[MDEV-33551] Semi-sync Wait Point AFTER_COMMIT Slow on Workloads with Heavy Concurrency - Jira

Details

Type: Bug
Status: Closed (View Workflow)
Priority: Major
Resolution: Fixed
Affects Version/s: 10.5, 10.6, 10.11, 11.0(EOL), 11.1(EOL), 11.2(EOL), 11.3(EOL)
Fix Version/s: 10.11.8, 10.6.18, 11.0.6, 11.1.5, 11.2.4
Component/s: Replication
Labels:
None

Description

Semi-sync Wait Point AFTER_COMMIT Slow on Workloads with Heavy Concurrency

When using semi-sync replication with rpl_semi_sync_master_wait_point=AFTER_COMMIT, the performance of the primary can significantly reduce to about 10% of AFTER_SYNC's performance for workloads with many concurrent users executing transactions. See the attached graph, where the "Async" bar reports the performance of a primary using asynchronous replication, the "Semi-sync AFTER_COMMIT" and "Semi-sync AFTER_SYNC" reports the performance of the primary using the respective rpl_semi_sync_master_wait_point variable, and "Semi-sync GROUP_ACK" is a prototype of the work outlined by MDEV-33491.

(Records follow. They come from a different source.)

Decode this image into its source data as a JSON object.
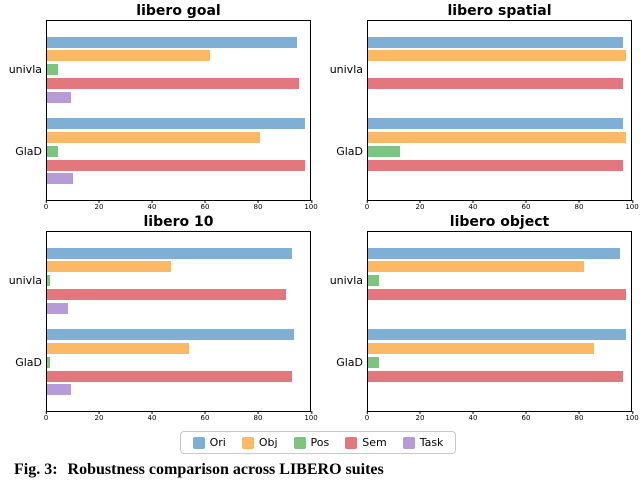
{
  "legend": {
    "entries": [
      {
        "label": "Ori",
        "color": "#7FAFD4"
      },
      {
        "label": "Obj",
        "color": "#FBB965"
      },
      {
        "label": "Pos",
        "color": "#7CC57E"
      },
      {
        "label": "Sem",
        "color": "#E2777D"
      },
      {
        "label": "Task",
        "color": "#B79BD8"
      }
    ]
  },
  "caption": {
    "fig_label": "Fig. 3:",
    "text": "Robustness comparison across LIBERO suites"
  },
  "chart_data": [
    {
      "type": "bar",
      "orientation": "horizontal",
      "title": "libero goal",
      "categories": [
        "univla",
        "GlaD"
      ],
      "series": [
        {
          "name": "Ori",
          "color": "#7FAFD4",
          "values": [
            95,
            98
          ]
        },
        {
          "name": "Obj",
          "color": "#FBB965",
          "values": [
            62,
            81
          ]
        },
        {
          "name": "Pos",
          "color": "#7CC57E",
          "values": [
            4,
            4
          ]
        },
        {
          "name": "Sem",
          "color": "#E2777D",
          "values": [
            96,
            98
          ]
        },
        {
          "name": "Task",
          "color": "#B79BD8",
          "values": [
            9,
            10
          ]
        }
      ],
      "xlim": [
        0,
        100
      ],
      "xticks": [
        0,
        20,
        40,
        60,
        80,
        100
      ]
    },
    {
      "type": "bar",
      "orientation": "horizontal",
      "title": "libero spatial",
      "categories": [
        "univla",
        "GlaD"
      ],
      "series": [
        {
          "name": "Ori",
          "color": "#7FAFD4",
          "values": [
            97,
            97
          ]
        },
        {
          "name": "Obj",
          "color": "#FBB965",
          "values": [
            98,
            98
          ]
        },
        {
          "name": "Pos",
          "color": "#7CC57E",
          "values": [
            0,
            12
          ]
        },
        {
          "name": "Sem",
          "color": "#E2777D",
          "values": [
            97,
            97
          ]
        },
        {
          "name": "Task",
          "color": "#B79BD8",
          "values": [
            0,
            0
          ]
        }
      ],
      "xlim": [
        0,
        100
      ],
      "xticks": [
        0,
        20,
        40,
        60,
        80,
        100
      ]
    },
    {
      "type": "bar",
      "orientation": "horizontal",
      "title": "libero 10",
      "categories": [
        "univla",
        "GlaD"
      ],
      "series": [
        {
          "name": "Ori",
          "color": "#7FAFD4",
          "values": [
            93,
            94
          ]
        },
        {
          "name": "Obj",
          "color": "#FBB965",
          "values": [
            47,
            54
          ]
        },
        {
          "name": "Pos",
          "color": "#7CC57E",
          "values": [
            1,
            1
          ]
        },
        {
          "name": "Sem",
          "color": "#E2777D",
          "values": [
            91,
            93
          ]
        },
        {
          "name": "Task",
          "color": "#B79BD8",
          "values": [
            8,
            9
          ]
        }
      ],
      "xlim": [
        0,
        100
      ],
      "xticks": [
        0,
        20,
        40,
        60,
        80,
        100
      ]
    },
    {
      "type": "bar",
      "orientation": "horizontal",
      "title": "libero object",
      "categories": [
        "univla",
        "GlaD"
      ],
      "series": [
        {
          "name": "Ori",
          "color": "#7FAFD4",
          "values": [
            96,
            98
          ]
        },
        {
          "name": "Obj",
          "color": "#FBB965",
          "values": [
            82,
            86
          ]
        },
        {
          "name": "Pos",
          "color": "#7CC57E",
          "values": [
            4,
            4
          ]
        },
        {
          "name": "Sem",
          "color": "#E2777D",
          "values": [
            98,
            97
          ]
        },
        {
          "name": "Task",
          "color": "#B79BD8",
          "values": [
            0,
            0
          ]
        }
      ],
      "xlim": [
        0,
        100
      ],
      "xticks": [
        0,
        20,
        40,
        60,
        80,
        100
      ]
    }
  ]
}
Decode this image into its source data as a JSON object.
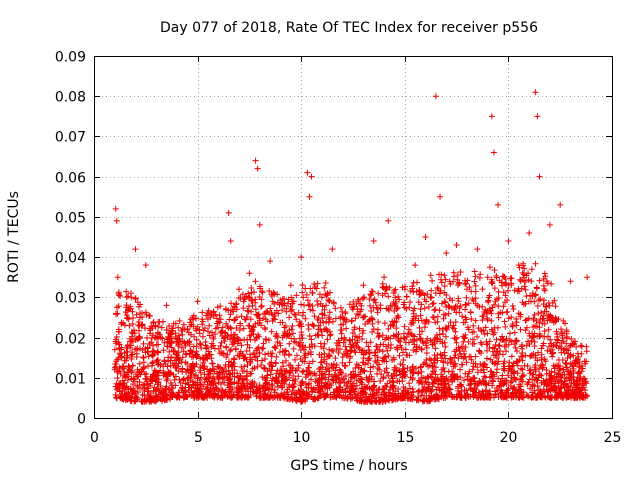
{
  "chart_data": {
    "type": "scatter",
    "title": "Day 077 of 2018, Rate Of TEC Index for receiver p556",
    "xlabel": "GPS time / hours",
    "ylabel": "ROTI / TECUs",
    "xlim": [
      0,
      25
    ],
    "ylim": [
      0,
      0.09
    ],
    "xticks": [
      "0",
      "5",
      "10",
      "15",
      "20",
      "25"
    ],
    "yticks": [
      "0",
      "0.01",
      "0.02",
      "0.03",
      "0.04",
      "0.05",
      "0.06",
      "0.07",
      "0.08",
      "0.09"
    ],
    "grid": true,
    "marker": "plus",
    "color": "#ee0000",
    "series": [
      {
        "name": "ROTI",
        "x": [
          1.0,
          1.05,
          1.1,
          1.15,
          1.2,
          1.3,
          1.5,
          1.8,
          2.0,
          2.1,
          2.5,
          2.7,
          3.0,
          3.5,
          4.0,
          4.5,
          5.0,
          5.5,
          6.0,
          6.5,
          6.6,
          7.0,
          7.5,
          7.8,
          7.9,
          8.0,
          8.5,
          9.0,
          9.5,
          10.0,
          10.3,
          10.4,
          10.5,
          11.0,
          11.5,
          12.0,
          12.5,
          13.0,
          13.5,
          14.0,
          14.2,
          14.5,
          15.0,
          15.5,
          16.0,
          16.5,
          16.7,
          17.0,
          17.5,
          18.0,
          18.5,
          19.0,
          19.2,
          19.3,
          19.5,
          20.0,
          20.5,
          21.0,
          21.3,
          21.4,
          21.5,
          22.0,
          22.5,
          23.0,
          23.5,
          23.8
        ],
        "y": [
          0.012,
          0.052,
          0.049,
          0.035,
          0.022,
          0.015,
          0.01,
          0.03,
          0.042,
          0.012,
          0.038,
          0.008,
          0.02,
          0.028,
          0.015,
          0.022,
          0.029,
          0.01,
          0.024,
          0.051,
          0.044,
          0.032,
          0.036,
          0.064,
          0.062,
          0.048,
          0.039,
          0.018,
          0.033,
          0.04,
          0.061,
          0.055,
          0.06,
          0.03,
          0.042,
          0.025,
          0.027,
          0.033,
          0.044,
          0.035,
          0.049,
          0.012,
          0.032,
          0.038,
          0.045,
          0.08,
          0.055,
          0.041,
          0.043,
          0.032,
          0.042,
          0.035,
          0.075,
          0.066,
          0.053,
          0.044,
          0.038,
          0.046,
          0.081,
          0.075,
          0.06,
          0.048,
          0.053,
          0.034,
          0.018,
          0.035
        ]
      }
    ],
    "envelope": {
      "x": [
        1,
        2,
        3,
        4,
        5,
        6,
        7,
        8,
        9,
        10,
        11,
        12,
        13,
        14,
        15,
        16,
        17,
        18,
        19,
        20,
        21,
        22,
        23,
        23.8
      ],
      "y_low": [
        0.005,
        0.004,
        0.004,
        0.005,
        0.005,
        0.005,
        0.005,
        0.005,
        0.005,
        0.004,
        0.005,
        0.005,
        0.004,
        0.004,
        0.005,
        0.004,
        0.005,
        0.005,
        0.005,
        0.005,
        0.005,
        0.005,
        0.005,
        0.005
      ],
      "y_high": [
        0.035,
        0.03,
        0.025,
        0.024,
        0.026,
        0.028,
        0.03,
        0.035,
        0.03,
        0.033,
        0.035,
        0.028,
        0.03,
        0.034,
        0.033,
        0.035,
        0.037,
        0.036,
        0.038,
        0.035,
        0.04,
        0.035,
        0.02,
        0.018
      ]
    }
  }
}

It can be seen that the performance of the AFTER_COMMIT mode of semi-sync is many times worse than that of the AFTER_SYNC mode. This is because all connections on the primary share the same cond_wait variable/mutex pair, so any time an ACK is recieved from a replica, all waiting connections are awoken to check if the ACK was for itself, which is done in a mutual exclusion zone. See the attached Semi-sync Group Ack Proposal PDF for more details.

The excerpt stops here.